Yesterday I sat up at one point and she immediately admonished, “Lay down, Mommy! Mommy supposed to lay down!” (She must have heard my husband telling me the previous night that I really had to stop getting up and down and needed to lie down.) Then she climbed onto the couch me and folded into me, so that we were spooning and I could feel her warmth against my body and smell the sweetness of her hair and skin. “Mommy, feel better?” she asked. How could I not? Anyone who says toddlers are solipsistic creatures should see the concern in Madeline’s brown eyes as she turned away from Elmo and looked at her mommy. The world, these days, does not revolve around her; it revolves around her mommy and she wants to make sure it’s as safe as possible.

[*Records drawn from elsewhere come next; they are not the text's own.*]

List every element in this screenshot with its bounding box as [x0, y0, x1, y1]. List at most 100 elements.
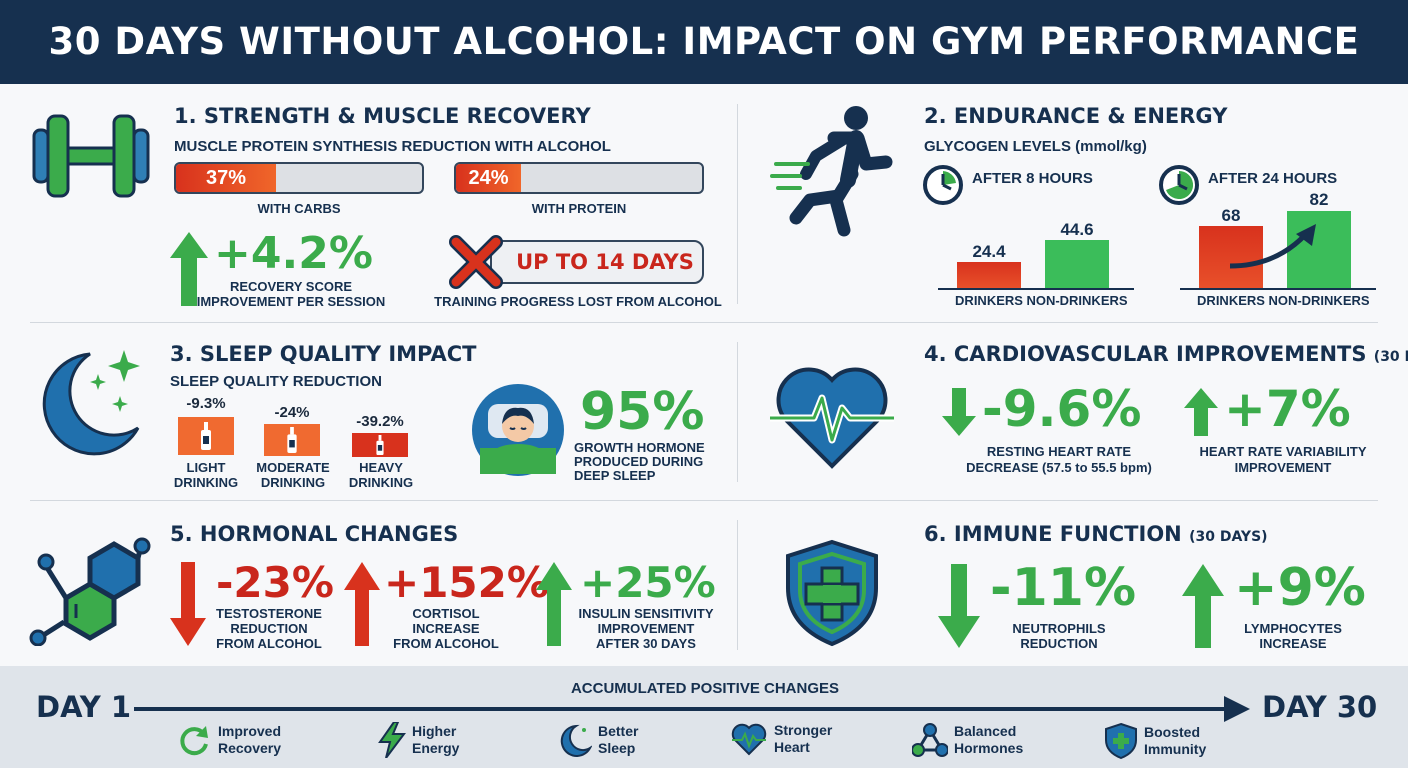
gh-caption-1: GROWTH HORMONE	[574, 440, 705, 455]
carbs-bar-fill: 37%	[176, 164, 277, 192]
bar-8h-nondrinkers-value: 44.6	[1060, 220, 1094, 239]
arrow-up-icon-hrv	[1184, 388, 1218, 436]
sleep-light-box	[178, 417, 234, 455]
s2-subtitle: GLYCOGEN LEVELS (mmol/kg)	[924, 138, 1147, 155]
drinkers-label-8h: DRINKERS	[955, 293, 1023, 308]
cross-icon	[448, 234, 504, 290]
s4-title-text: 4. CARDIOVASCULAR IMPROVEMENTS	[924, 342, 1367, 366]
recovery-value: +4.2%	[214, 228, 373, 279]
group-8h-label: AFTER 8 HOURS	[972, 170, 1093, 187]
hr-caption-1: RESTING HEART RATE	[986, 444, 1132, 459]
sleep-moderate-label-1: MODERATE	[256, 460, 330, 475]
row-divider-2	[30, 500, 1378, 501]
footer-item-hormones: Balanced Hormones	[912, 722, 1023, 758]
footer-immunity-l2: Immunity	[1144, 741, 1207, 757]
s3-subtitle: SLEEP QUALITY REDUCTION	[170, 373, 382, 390]
page-title: 30 DAYS WITHOUT ALCOHOL: IMPACT ON GYM P…	[48, 20, 1360, 63]
neutrophils-caption-2: REDUCTION	[1020, 636, 1098, 651]
sleep-light-label-1: LIGHT	[186, 460, 226, 475]
cortisol-value: +152%	[384, 558, 549, 607]
section-3-title: 3. SLEEP QUALITY IMPACT	[170, 342, 477, 366]
sleep-heavy-value: -39.2%	[356, 413, 404, 430]
hrv-caption-2: IMPROVEMENT	[1234, 460, 1332, 475]
section-2-title: 2. ENDURANCE & ENERGY	[924, 104, 1228, 128]
carbs-bar: 37%	[174, 162, 424, 194]
row-divider-1	[30, 322, 1378, 323]
sleep-heavy-label-1: HEAVY	[359, 460, 403, 475]
neutrophils-value: -11%	[990, 558, 1137, 618]
insulin-caption-1: INSULIN SENSITIVITY	[578, 606, 714, 621]
shield-plus-icon	[782, 538, 882, 648]
bar-24h-drinkers	[1199, 226, 1263, 288]
cortisol-caption-2: INCREASE	[412, 621, 480, 636]
axis-8h	[938, 288, 1134, 290]
timeline-heading: ACCUMULATED POSITIVE CHANGES	[570, 680, 840, 697]
arrow-up-icon-lymphocytes	[1182, 564, 1224, 648]
arrow-down-icon	[942, 388, 976, 436]
cortisol-caption-3: FROM ALCOHOL	[393, 636, 499, 651]
refresh-icon	[180, 726, 208, 756]
lymphocytes-caption-1: LYMPHOCYTES	[1244, 621, 1342, 636]
arrow-up-icon-insulin	[536, 562, 572, 646]
lost-value: UP TO 14 DAYS	[516, 250, 694, 274]
footer-heart-l1: Stronger	[774, 722, 833, 738]
footer-hormones-l2: Hormones	[954, 740, 1024, 756]
insulin-caption-2: IMPROVEMENT	[597, 621, 695, 636]
resting-hr-value: -9.6%	[982, 380, 1142, 438]
bottle-icon	[201, 422, 211, 450]
lightning-icon	[378, 722, 406, 758]
testosterone-value: -23%	[216, 558, 334, 607]
neutrophils-caption-1: NEUTROPHILS	[1012, 621, 1106, 636]
footer-heart-l2: Heart	[774, 739, 810, 755]
sleep-moderate-value: -24%	[274, 404, 310, 421]
sleeping-person-icon	[470, 382, 566, 478]
hr-caption-2: DECREASE (57.5 to 55.5 bpm)	[966, 460, 1152, 475]
nondrinkers-label-8h: NON-DRINKERS	[1026, 293, 1128, 308]
trend-arrow-icon	[1226, 222, 1322, 272]
group-24h-label: AFTER 24 HOURS	[1208, 170, 1338, 187]
sleep-heavy-box	[352, 433, 408, 457]
lymphocytes-caption-2: INCREASE	[1259, 636, 1327, 651]
section-4-title: 4. CARDIOVASCULAR IMPROVEMENTS (30 DAYS)	[924, 342, 1408, 366]
footer-sleep-l1: Better	[598, 723, 639, 739]
footer-item-sleep: Better Sleep	[556, 722, 638, 758]
cortisol-caption-1: CORTISOL	[412, 606, 480, 621]
bottle-icon	[287, 427, 297, 453]
footer-item-recovery: Improved Recovery	[176, 722, 281, 758]
gh-caption-2: PRODUCED DURING	[574, 454, 704, 469]
testosterone-caption-2: REDUCTION	[230, 621, 308, 636]
lost-progress-box	[490, 240, 704, 284]
drinkers-label-24h: DRINKERS	[1197, 293, 1265, 308]
s6-title-suffix: (30 DAYS)	[1189, 529, 1268, 545]
footer-hormones-l1: Balanced	[954, 723, 1017, 739]
testosterone-caption-1: TESTOSTERONE	[216, 606, 322, 621]
carbs-bar-label: WITH CARBS	[257, 201, 341, 216]
molecule-icon	[28, 536, 154, 647]
timeline-arrow	[134, 696, 1250, 722]
testosterone-caption-3: FROM ALCOHOL	[216, 636, 322, 651]
s1-subtitle: MUSCLE PROTEIN SYNTHESIS REDUCTION WITH …	[174, 138, 611, 155]
footer-recovery-l1: Improved	[218, 723, 282, 739]
insulin-caption-3: AFTER 30 DAYS	[596, 636, 696, 651]
nondrinkers-label-24h: NON-DRINKERS	[1268, 293, 1370, 308]
footer-immunity-l1: Boosted	[1144, 724, 1200, 740]
hrv-caption-1: HEART RATE VARIABILITY	[1199, 444, 1367, 459]
sleep-moderate-box	[264, 424, 320, 456]
section-1-title: 1. STRENGTH & MUSCLE RECOVERY	[174, 104, 591, 128]
bar-24h-nondrinkers-value: 82	[1309, 190, 1329, 209]
bottle-icon	[376, 435, 384, 455]
section-6-title: 6. IMMUNE FUNCTION (30 DAYS)	[924, 522, 1268, 546]
arrow-up-icon	[170, 232, 208, 306]
day-start: DAY 1	[36, 690, 132, 724]
network-icon	[912, 723, 948, 757]
title-bar: 30 DAYS WITHOUT ALCOHOL: IMPACT ON GYM P…	[0, 0, 1408, 84]
heart-icon	[770, 358, 894, 470]
bar-24h-drinkers-value: 68	[1221, 206, 1241, 225]
footer-sleep-l2: Sleep	[598, 740, 636, 756]
footer-energy-l1: Higher	[412, 723, 457, 739]
protein-bar: 24%	[454, 162, 704, 194]
clock-icon-24h	[1158, 164, 1200, 206]
heart-icon	[731, 723, 767, 756]
footer-energy-l2: Energy	[412, 740, 460, 756]
growth-hormone-value: 95%	[580, 382, 705, 442]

And so does everyone else. My in-laws have been unbelievable, selflessly serving a reluctant recipient. My younger brother Josh drove out last night to bring me several chick flicks from his vast movie collection. My mom has been calling repeatedly to check in. Friends have been emailing asking if they can do anything. And then there’s my knight in shining armor – Dave – who’s been at my beck and call whenever he’s not stuck in a reading room at the hospital.

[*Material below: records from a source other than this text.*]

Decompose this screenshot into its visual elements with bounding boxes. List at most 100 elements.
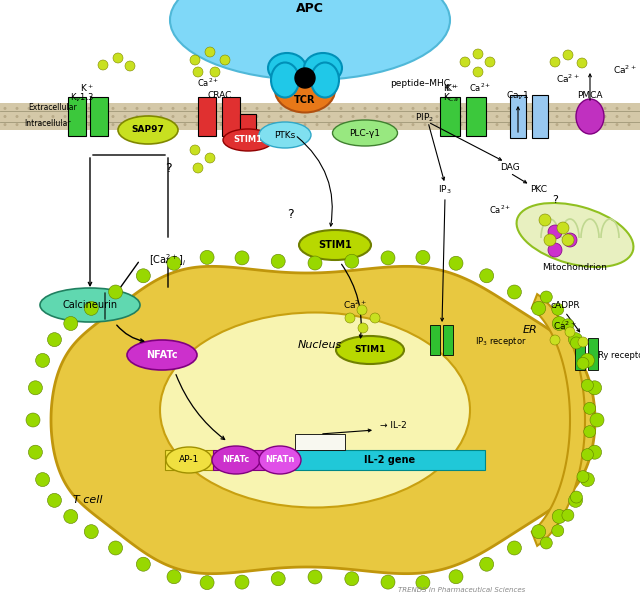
Circle shape bbox=[40, 107, 42, 110]
Circle shape bbox=[316, 115, 319, 118]
Circle shape bbox=[577, 470, 589, 482]
Ellipse shape bbox=[166, 447, 212, 473]
Ellipse shape bbox=[299, 230, 371, 260]
Circle shape bbox=[167, 256, 181, 270]
Circle shape bbox=[268, 123, 271, 126]
Text: ER: ER bbox=[523, 325, 538, 335]
Circle shape bbox=[303, 115, 307, 118]
Bar bbox=[222, 97, 240, 136]
Circle shape bbox=[15, 115, 19, 118]
Circle shape bbox=[195, 123, 198, 126]
Text: peptide–MHC: peptide–MHC bbox=[390, 78, 450, 88]
Circle shape bbox=[376, 107, 378, 110]
Circle shape bbox=[399, 115, 403, 118]
Circle shape bbox=[345, 254, 359, 268]
Ellipse shape bbox=[336, 336, 404, 364]
Circle shape bbox=[556, 107, 559, 110]
Circle shape bbox=[577, 58, 587, 68]
Circle shape bbox=[193, 163, 203, 173]
Text: APC: APC bbox=[296, 2, 324, 14]
Circle shape bbox=[63, 107, 67, 110]
Circle shape bbox=[280, 123, 282, 126]
Circle shape bbox=[460, 107, 463, 110]
Circle shape bbox=[495, 107, 499, 110]
Circle shape bbox=[579, 115, 582, 118]
Circle shape bbox=[303, 107, 307, 110]
Circle shape bbox=[399, 107, 403, 110]
Circle shape bbox=[552, 316, 566, 331]
Circle shape bbox=[376, 115, 378, 118]
Circle shape bbox=[255, 123, 259, 126]
Circle shape bbox=[552, 525, 564, 537]
Circle shape bbox=[568, 493, 582, 507]
Circle shape bbox=[159, 107, 163, 110]
Bar bbox=[240, 114, 256, 136]
Circle shape bbox=[412, 115, 415, 118]
Ellipse shape bbox=[223, 129, 273, 151]
Text: Ca$^{2+}$: Ca$^{2+}$ bbox=[489, 204, 511, 216]
Circle shape bbox=[616, 107, 618, 110]
Ellipse shape bbox=[268, 53, 306, 83]
Circle shape bbox=[508, 285, 522, 299]
Circle shape bbox=[604, 107, 607, 110]
Circle shape bbox=[351, 115, 355, 118]
Circle shape bbox=[28, 445, 42, 459]
Circle shape bbox=[303, 123, 307, 126]
Circle shape bbox=[591, 107, 595, 110]
Circle shape bbox=[243, 115, 246, 118]
Ellipse shape bbox=[212, 446, 260, 474]
Text: IL-2 gene: IL-2 gene bbox=[364, 455, 415, 465]
Circle shape bbox=[416, 576, 430, 590]
Circle shape bbox=[291, 123, 294, 126]
Circle shape bbox=[88, 107, 90, 110]
Circle shape bbox=[387, 115, 390, 118]
Circle shape bbox=[220, 107, 223, 110]
Circle shape bbox=[36, 353, 50, 367]
Ellipse shape bbox=[516, 203, 634, 267]
Circle shape bbox=[627, 115, 630, 118]
Circle shape bbox=[111, 123, 115, 126]
Circle shape bbox=[15, 123, 19, 126]
Circle shape bbox=[243, 123, 246, 126]
Circle shape bbox=[64, 509, 78, 524]
Circle shape bbox=[255, 115, 259, 118]
Circle shape bbox=[28, 115, 31, 118]
Circle shape bbox=[316, 123, 319, 126]
Circle shape bbox=[64, 316, 78, 331]
Circle shape bbox=[483, 123, 486, 126]
Circle shape bbox=[3, 115, 6, 118]
Text: PKC: PKC bbox=[530, 186, 547, 195]
Bar bbox=[295, 450, 485, 470]
Circle shape bbox=[243, 107, 246, 110]
Text: STIM1: STIM1 bbox=[355, 346, 386, 355]
Circle shape bbox=[235, 251, 249, 265]
Circle shape bbox=[147, 115, 150, 118]
Ellipse shape bbox=[275, 67, 335, 112]
Text: ?: ? bbox=[552, 195, 558, 205]
Text: NFATn: NFATn bbox=[266, 456, 294, 464]
Circle shape bbox=[447, 107, 451, 110]
Circle shape bbox=[136, 115, 138, 118]
Circle shape bbox=[271, 572, 285, 586]
Circle shape bbox=[98, 60, 108, 70]
Circle shape bbox=[255, 107, 259, 110]
Text: Mitochondrion: Mitochondrion bbox=[543, 263, 607, 272]
Text: K$^+$: K$^+$ bbox=[445, 82, 459, 94]
Circle shape bbox=[3, 123, 6, 126]
Circle shape bbox=[339, 115, 342, 118]
Circle shape bbox=[424, 107, 426, 110]
Circle shape bbox=[136, 107, 138, 110]
Circle shape bbox=[40, 123, 42, 126]
Circle shape bbox=[578, 337, 588, 347]
Circle shape bbox=[205, 153, 215, 163]
Circle shape bbox=[200, 250, 214, 264]
Text: PLC-γ1: PLC-γ1 bbox=[349, 128, 381, 137]
Circle shape bbox=[472, 123, 474, 126]
Text: Intracellular: Intracellular bbox=[24, 118, 70, 128]
Circle shape bbox=[580, 353, 595, 367]
Circle shape bbox=[63, 115, 67, 118]
Circle shape bbox=[508, 107, 511, 110]
Text: IP$_3$: IP$_3$ bbox=[438, 184, 452, 196]
Text: K$_V$1.3: K$_V$1.3 bbox=[70, 92, 94, 104]
Circle shape bbox=[435, 123, 438, 126]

Speaking of which, you’ll have to forgive the above cheesy knight allusion, but I’m feeling a tad sappy. Not only are pregnancy hormones falling through my body like a progesterone and estrogen laden Niagara Falls, but today is Dave and my fifth anniversary. Obviously, we won’t be sharing anything but conversation and cuddling between the sheets, but I’m looking forward to just having him beside me. We’re old, married farts now, completely at ease with one another. He’s been so supportive through my mourning process over my papa and with the baby. He didn’t get home from work until after 10:30 p.m. last night; yet, he took out the trash, tidied up the kitchen, ran his long fingers through my hair and helped lure our little insomniac back to bed (yes, our sleep struggles continue). That’s what true love is all about – putting another’s needs first even when you’d rather be the one on bed rest. I know he could use some more downtime in his life.

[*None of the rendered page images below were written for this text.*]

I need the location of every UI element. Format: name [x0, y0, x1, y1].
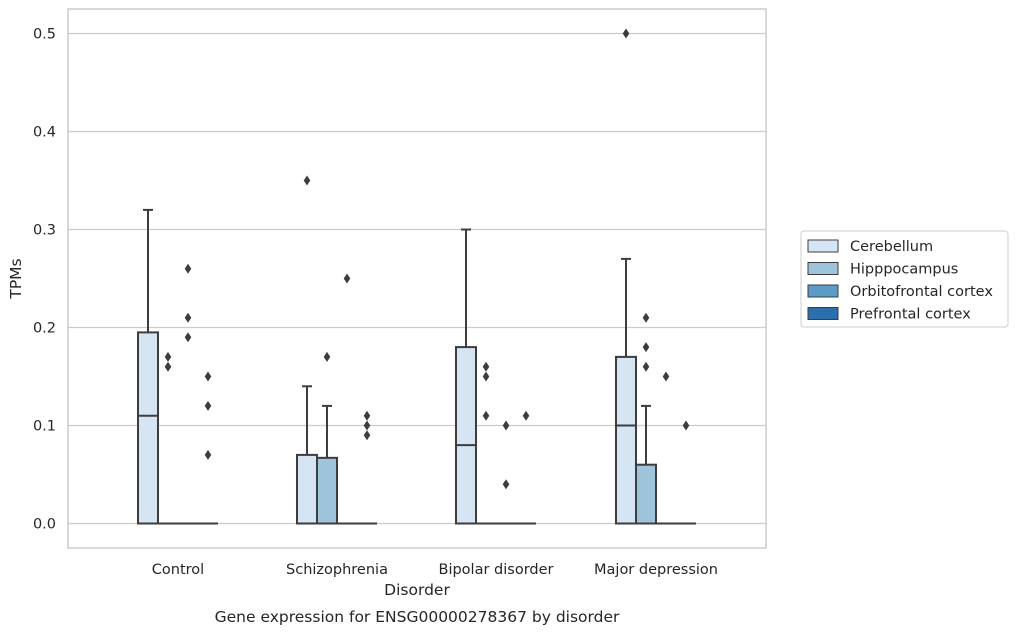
outlier-point [622, 28, 630, 39]
box-body [615, 355, 637, 525]
outlier-point [682, 420, 690, 431]
outlier-point [204, 400, 212, 411]
outlier-point [204, 371, 212, 382]
box-body [137, 331, 159, 525]
outlier-point [482, 410, 490, 421]
box-hipppocampus-bipolar-disorder [476, 361, 496, 525]
box-body [316, 456, 338, 525]
box-cerebellum-control [137, 208, 159, 525]
box-orbitofrontal-cortex-bipolar-disorder [496, 420, 516, 525]
outlier-point [323, 351, 331, 362]
x-tick-label: Bipolar disorder [439, 562, 554, 578]
outlier-point [642, 312, 650, 323]
legend: Cerebellum Hipppocampus Orbitofrontal cort… [800, 230, 1009, 328]
outlier-point [482, 361, 490, 372]
y-tick-label: 0.2 [33, 321, 56, 337]
legend-label: Prefrontal cortex [850, 307, 971, 323]
legend-swatch [807, 284, 839, 298]
x-tick-label: Major depression [594, 562, 718, 578]
legend-swatch [807, 239, 839, 253]
box-body [635, 463, 657, 525]
box-hipppocampus-schizophrenia [316, 351, 338, 525]
box-prefrontal-cortex-schizophrenia [357, 410, 377, 525]
box-cerebellum-bipolar-disorder [455, 228, 477, 525]
box-hipppocampus-major-depression [635, 312, 657, 525]
outlier-point [164, 361, 172, 372]
outlier-point [184, 332, 192, 343]
box-body [455, 346, 477, 525]
y-tick-label: 0.5 [33, 27, 56, 43]
y-axis-label: TPMs [7, 258, 25, 299]
chart-caption: Gene expression for ENSG00000278367 by d… [215, 608, 620, 626]
outlier-point [662, 371, 670, 382]
legend-label: Orbitofrontal cortex [850, 284, 993, 300]
outlier-point [642, 342, 650, 353]
outlier-point [343, 273, 351, 284]
x-tick-label: Control [152, 562, 204, 578]
box-prefrontal-cortex-bipolar-disorder [516, 410, 536, 525]
box-prefrontal-cortex-control [198, 371, 218, 525]
y-tick-label: 0.0 [33, 517, 56, 533]
outlier-point [502, 479, 510, 490]
outlier-point [164, 351, 172, 362]
y-tick-label: 0.1 [33, 419, 56, 435]
outlier-point [482, 371, 490, 382]
x-axis-label: Disorder [384, 581, 450, 599]
legend-label: Cerebellum [850, 239, 933, 255]
plot-frame [67, 8, 767, 549]
box-orbitofrontal-cortex-schizophrenia [337, 273, 357, 525]
box-cerebellum-major-depression [615, 28, 637, 525]
outlier-point [363, 410, 371, 421]
box-orbitofrontal-cortex-control [178, 263, 198, 525]
outlier-point [303, 175, 311, 186]
outlier-point [522, 410, 530, 421]
outlier-point [642, 361, 650, 372]
x-tick-label: Schizophrenia [286, 562, 388, 578]
y-tick-label: 0.3 [33, 223, 56, 239]
outlier-point [184, 312, 192, 323]
box-cerebellum-schizophrenia [296, 175, 318, 525]
outlier-point [502, 420, 510, 431]
outlier-point [184, 263, 192, 274]
outlier-point [204, 449, 212, 460]
box-body [296, 453, 318, 525]
outlier-point [363, 430, 371, 441]
y-tick-label: 0.4 [33, 125, 56, 141]
box-prefrontal-cortex-major-depression [676, 420, 696, 525]
legend-swatch [807, 262, 839, 275]
box-orbitofrontal-cortex-major-depression [656, 371, 676, 525]
outlier-point [363, 420, 371, 431]
legend-swatch [807, 307, 839, 320]
legend-label: Hipppocampus [850, 262, 958, 278]
box-hipppocampus-control [158, 351, 178, 525]
legend-frame [800, 230, 1009, 328]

So even though I’m already really antsy (how do preggos do it who are put on bed rest for months?) and stuck between wanting to meet our baby yet wanting her to hibernate a little longer all at the same time, I am infinitely thankful for the amazing web of friends and family members who are holding me up during this waiting period. I am also ready to humble myself and to let others serve me. Just as Jesus taught the disciples how to serve others with love and humility by washing their feet (“If I, therefore, the master and teacher, have washed your feet, you ought to wash one another’s feet.” John 13:14), this brief period of bed rest is sure to help me to better serve out growing family. God knows,in his supreme wisdom, that I’ll soon be the one washing some peanut feet and ministering to an infant hungry for constant, love, attention and of course, ounce after ounce of milk fresh from the boob.